Tsuda T, Mino Y, Yamamoto E, Matsuoka H, Babazono A, Shigemi J, Miyai M
Department of Hygiene and Preventive Medicine, Okayama University Medical School, Japan.
Nihon Eiseigaku Zasshi. 1997 Jul;52(2):511-26. doi: 10.1265/jjh.52.511.
Kondo's "Incidence of Minamata Disease in Communities along the Agano River, Niigata, Japan (Jap. J. Hyg. 51:599-611;1996)" is critically reviewed. The data of the article were obtained from most of the residents living in the Agano river villages where Minamata disease was discovered in June, 1965. However, sampling proportions were much different between in the population base and in the cases. The method of identification of cases from the data and the reason for the difference were not clearly demonstrated. The citations of reference articles are insufficient despite the fact that other epidemiologic studies on methyl-mercury poisoning have been reported not only in Japan, but also around the world. His "analysis of the recognized patients" is erroneous. Both the sampling scheme of information of hair mercury and the modeling of the analysis are based on Kondo's arbitrary interpretation, not on epidemiologic theory. His "analysis of the rejected applicants" is also erroneous. His calculations of the attributable proportion are incorrect and self-induced in both the assignments of data and analysis of data. Kondo has failed to study the epidemiologic theories in light of changes in the field. Therefore, his article is lacking in epidemiologic theory, a logical base and scientific inference. In Japan, epidemiologic methodology has rarely been used in studies on Minamata Disease in either Kumamoto and Niigata.

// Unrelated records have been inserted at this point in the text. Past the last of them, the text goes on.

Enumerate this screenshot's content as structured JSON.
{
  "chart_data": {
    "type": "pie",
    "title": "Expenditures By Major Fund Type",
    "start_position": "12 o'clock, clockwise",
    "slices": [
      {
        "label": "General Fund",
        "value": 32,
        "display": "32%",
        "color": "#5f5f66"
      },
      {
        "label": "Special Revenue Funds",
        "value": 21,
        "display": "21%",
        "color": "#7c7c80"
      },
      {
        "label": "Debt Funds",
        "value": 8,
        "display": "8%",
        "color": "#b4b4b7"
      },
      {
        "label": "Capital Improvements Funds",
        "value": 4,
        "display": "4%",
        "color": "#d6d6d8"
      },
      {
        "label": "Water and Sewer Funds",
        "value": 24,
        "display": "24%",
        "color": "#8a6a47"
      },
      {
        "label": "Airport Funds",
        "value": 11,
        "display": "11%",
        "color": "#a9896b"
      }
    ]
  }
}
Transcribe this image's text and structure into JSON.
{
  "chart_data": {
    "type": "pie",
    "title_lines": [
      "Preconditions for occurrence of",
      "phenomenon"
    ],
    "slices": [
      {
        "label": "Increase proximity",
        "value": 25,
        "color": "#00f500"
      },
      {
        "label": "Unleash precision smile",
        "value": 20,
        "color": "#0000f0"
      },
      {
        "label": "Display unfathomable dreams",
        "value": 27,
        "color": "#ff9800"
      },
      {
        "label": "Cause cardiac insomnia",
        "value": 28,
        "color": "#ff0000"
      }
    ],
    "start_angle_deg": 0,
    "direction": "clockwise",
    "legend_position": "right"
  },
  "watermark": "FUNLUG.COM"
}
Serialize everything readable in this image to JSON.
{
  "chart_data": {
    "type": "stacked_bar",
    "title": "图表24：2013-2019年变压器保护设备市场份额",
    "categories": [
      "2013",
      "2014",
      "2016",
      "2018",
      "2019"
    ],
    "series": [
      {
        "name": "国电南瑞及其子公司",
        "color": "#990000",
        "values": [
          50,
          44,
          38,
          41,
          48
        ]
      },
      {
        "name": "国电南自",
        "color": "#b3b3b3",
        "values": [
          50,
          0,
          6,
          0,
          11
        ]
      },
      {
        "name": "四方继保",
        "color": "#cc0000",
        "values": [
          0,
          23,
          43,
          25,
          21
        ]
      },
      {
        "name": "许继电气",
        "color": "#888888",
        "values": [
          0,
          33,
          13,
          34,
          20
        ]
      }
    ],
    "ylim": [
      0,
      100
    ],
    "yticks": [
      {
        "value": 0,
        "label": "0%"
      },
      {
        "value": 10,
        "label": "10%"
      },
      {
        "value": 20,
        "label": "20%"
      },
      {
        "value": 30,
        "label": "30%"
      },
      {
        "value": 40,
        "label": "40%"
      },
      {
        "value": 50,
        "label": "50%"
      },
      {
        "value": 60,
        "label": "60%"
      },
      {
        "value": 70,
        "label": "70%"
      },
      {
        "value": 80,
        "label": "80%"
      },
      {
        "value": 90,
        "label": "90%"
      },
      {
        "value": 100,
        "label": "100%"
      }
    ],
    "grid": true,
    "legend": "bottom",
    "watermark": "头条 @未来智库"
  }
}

The government has used neurologically specific diagnosis based on combinations of symptoms to judge the causality between each of symptoms and methyl-mercury poisoning. Epidemiologic data obtained in Minamata, Kumamoto in 1971 indicate that the criteria set by the government in 1977 have produced much more false-negative patients than false-positive patients. As a result, a huge number of symptomatic patients, including those with peripheral neuropathy or with constriction of the visual field, did not receive any help or compensation until 1995. The authors emphasize that the causal relationship between each symptom and methyl-mercury exposure should be reevaluated epidemiologically in Japan.
对近藤的《日本新潟阿贺野川沿岸社区的水俣病发病率(《日本卫生学杂志》51:599 - 611;1996年)》进行了批判性综述。该文章的数据来自1965年6月发现水俣病的阿贺野川沿岸村庄的大多数居民。然而,人口基数和病例中的抽样比例差异很大。从数据中识别病例的方法以及差异的原因并未得到清晰阐述。尽管关于甲基汞中毒的其他流行病学研究不仅在日本,而且在世界各地都有报道,但参考文献的引用并不充分。他对“已确诊患者的分析”是错误的。头发汞含量信息的抽样方案和分析模型均基于近藤的任意解读,而非流行病学理论。他对“被拒申请者的分析”同样错误。他在数据分配和数据分析中对归因比例的计算都是错误的且是自导自演的。近藤未能根据该领域的变化研究流行病学理论。因此,他的文章缺乏流行病学理论、逻辑基础和科学推断。在日本,熊本和新潟在水俣病研究中很少使用流行病学方法。政府采用基于症状组合的神经学特异性诊断来判断每种症状与甲基汞中毒之间的因果关系。1971年在熊本水俣获得的流行病学数据表明,政府1977年设定的标准产生的假阴性患者比假阳性患者多得多。结果,大量有症状的患者,包括患有周围神经病变或视野缩窄的患者,直到1995年都没有得到任何帮助或补偿。作者强调,在日本应从流行病学角度重新评估每种症状与甲基汞暴露之间的因果关系。